Dès son chapitre sur la sensation, Lavigne examine l’embryon de cet indice : « L’objet que l’on veut, cherche et provoque est plus que l’objet donné dans la perception sensible. […] Par la sensation c’est l’homme tout entier qui se cherche lui-même, qui connaît l’insatisfaction. Or l’histoire de l’homme ne commencerait jamais s’il n’y avait en lui la présence en creux d’une réalité qui dépasse infiniment l’univers lui-même13. » Le fait de l’appétit sensible possède ainsi une double conséquence.

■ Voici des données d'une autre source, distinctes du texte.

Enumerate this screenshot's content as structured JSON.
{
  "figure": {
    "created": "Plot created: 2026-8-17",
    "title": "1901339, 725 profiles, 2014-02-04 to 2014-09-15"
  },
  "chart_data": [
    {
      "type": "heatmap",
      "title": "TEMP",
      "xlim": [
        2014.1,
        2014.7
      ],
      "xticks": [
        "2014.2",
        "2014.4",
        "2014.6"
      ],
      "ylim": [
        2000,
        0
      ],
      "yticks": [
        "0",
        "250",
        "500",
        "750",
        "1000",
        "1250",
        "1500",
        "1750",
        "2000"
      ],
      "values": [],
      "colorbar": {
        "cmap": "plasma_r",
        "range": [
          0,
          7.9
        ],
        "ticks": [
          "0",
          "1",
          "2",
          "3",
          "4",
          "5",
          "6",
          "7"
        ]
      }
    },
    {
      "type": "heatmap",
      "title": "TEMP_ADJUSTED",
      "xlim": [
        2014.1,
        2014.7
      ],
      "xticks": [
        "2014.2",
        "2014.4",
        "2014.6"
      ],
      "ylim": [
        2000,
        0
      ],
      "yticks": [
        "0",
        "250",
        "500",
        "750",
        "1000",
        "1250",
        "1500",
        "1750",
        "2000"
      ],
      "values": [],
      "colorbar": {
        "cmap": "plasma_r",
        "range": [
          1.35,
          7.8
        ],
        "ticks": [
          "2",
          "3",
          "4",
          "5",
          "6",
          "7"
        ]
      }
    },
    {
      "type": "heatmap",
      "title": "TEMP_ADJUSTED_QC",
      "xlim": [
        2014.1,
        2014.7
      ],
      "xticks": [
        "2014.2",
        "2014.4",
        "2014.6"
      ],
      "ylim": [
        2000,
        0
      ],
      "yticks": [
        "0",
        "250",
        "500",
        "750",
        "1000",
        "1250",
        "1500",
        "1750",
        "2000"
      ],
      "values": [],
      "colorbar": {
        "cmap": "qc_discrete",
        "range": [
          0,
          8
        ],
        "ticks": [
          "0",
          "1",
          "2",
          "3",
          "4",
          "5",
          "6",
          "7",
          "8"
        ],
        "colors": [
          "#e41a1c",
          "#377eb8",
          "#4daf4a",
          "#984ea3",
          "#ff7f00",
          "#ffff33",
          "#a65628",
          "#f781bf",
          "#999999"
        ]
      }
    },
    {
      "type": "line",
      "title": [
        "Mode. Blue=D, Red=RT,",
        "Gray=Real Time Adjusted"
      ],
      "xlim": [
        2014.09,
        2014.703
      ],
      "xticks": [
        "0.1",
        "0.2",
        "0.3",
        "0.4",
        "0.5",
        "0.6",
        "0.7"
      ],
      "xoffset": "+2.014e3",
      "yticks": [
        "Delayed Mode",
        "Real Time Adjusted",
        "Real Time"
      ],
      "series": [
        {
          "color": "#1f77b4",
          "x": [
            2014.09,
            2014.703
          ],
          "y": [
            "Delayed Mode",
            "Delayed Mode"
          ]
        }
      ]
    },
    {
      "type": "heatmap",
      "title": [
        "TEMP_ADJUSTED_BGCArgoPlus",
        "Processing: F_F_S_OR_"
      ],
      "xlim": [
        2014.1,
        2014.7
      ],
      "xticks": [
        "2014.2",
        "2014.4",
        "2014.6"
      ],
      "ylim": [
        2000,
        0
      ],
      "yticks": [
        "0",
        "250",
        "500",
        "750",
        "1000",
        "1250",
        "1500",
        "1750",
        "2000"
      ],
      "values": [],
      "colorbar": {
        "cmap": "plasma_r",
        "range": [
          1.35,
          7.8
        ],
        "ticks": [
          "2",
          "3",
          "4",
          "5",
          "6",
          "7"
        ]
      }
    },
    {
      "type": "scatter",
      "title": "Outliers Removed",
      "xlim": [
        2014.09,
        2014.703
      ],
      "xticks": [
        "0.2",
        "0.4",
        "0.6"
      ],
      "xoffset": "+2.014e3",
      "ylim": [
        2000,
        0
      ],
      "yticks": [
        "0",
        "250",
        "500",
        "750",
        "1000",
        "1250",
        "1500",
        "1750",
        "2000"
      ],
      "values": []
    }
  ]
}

Premièrement, il situe l’homme dans un état d’éternel inassouvissement où l’objet convoité demeure toujours à distance. Deuxièmement, il lui fait voir que l’état ultime qu’il brigue – réplétion, plénitude, contentement durable – se trouve au-delà du sensible lui-même.

La satisfaction totale est-elle alors à trouver dans le signe et la vie consciente ? Pas davantage, estime Lavigne, dans la mesure où le signe n’est que « la médiation par laquelle je m’empare de l’infini. C’est par le signe que je prends conscience de mon être en face de l’univers, de la supériorité de ma vie sur les choses, de mon insuffisance et de mon inquiétude en face de l’idéal que je me fais de moi-même. C’est par lui que je fais l’art, la science et la culture dans l’espoir de combler mon attente, jusqu’à ce que j’éprouve que tout cela est vide s’il n’y a rien au-delà. »14 À consulter ce passage, où est promue une thèse somme toute classique, on a grand-peine à croire que d’aucuns taxèrent Lavigne « d’être un mythomane, un paranoïaque, ou tout simplement un menteur dans une matière très grave »15. Il suffit toutefois de rappeler, pour éclaircir ce fait, que certains de ses propos n’étaient pas sans risque de heurter son entourage. De l’aveu même de Lavigne, en effet, l’un de ses projets fut de poursuivre des « recherches théoriques et expérimentales sur le comportement symbolique à partir de l’analyse systématique d’un cas de type pré-psychotique et de ses interactions avec le personnel et la direction des institutions où il circulait comme professeur. 16

Mais le philosophe ne s’est pas qu’adonné à des recherches expérimentales « bien ciblées » ni ne s’est borné à pratiquer une science, il a aussi théorisé, dans un chapitre de L’inquiétude humaine, l’activité scientifique elle-même. Le traitement qu’il en offre abonde dans le sens qui a été le sien dans les sections précédentes17 :

Sans doute, la science prétend expliquer l’homme comme le reste de la nature : elle veut le soumettre à la technique comme la matière ; traiter la conscience comme un pur objet. On croira que tout a été fait lorsqu’on aura obtenu pour l’humanité plus d’hygiène, plus de loisirs et de sécurité ; on pensera régler le problème de l’amour par une science des sexes ; la politique, par une psychologie des foules et une technique de l’État, cependant, il restera toujours un plus qui viendra du dedans : cette vie intérieure, cet amour, cet être personnel qu’aucune recette ne peut fournir. Sans un surplus inexprimé, mystérieux, tous les efforts de la technique seraient vains : ils n’auraient pas de but18.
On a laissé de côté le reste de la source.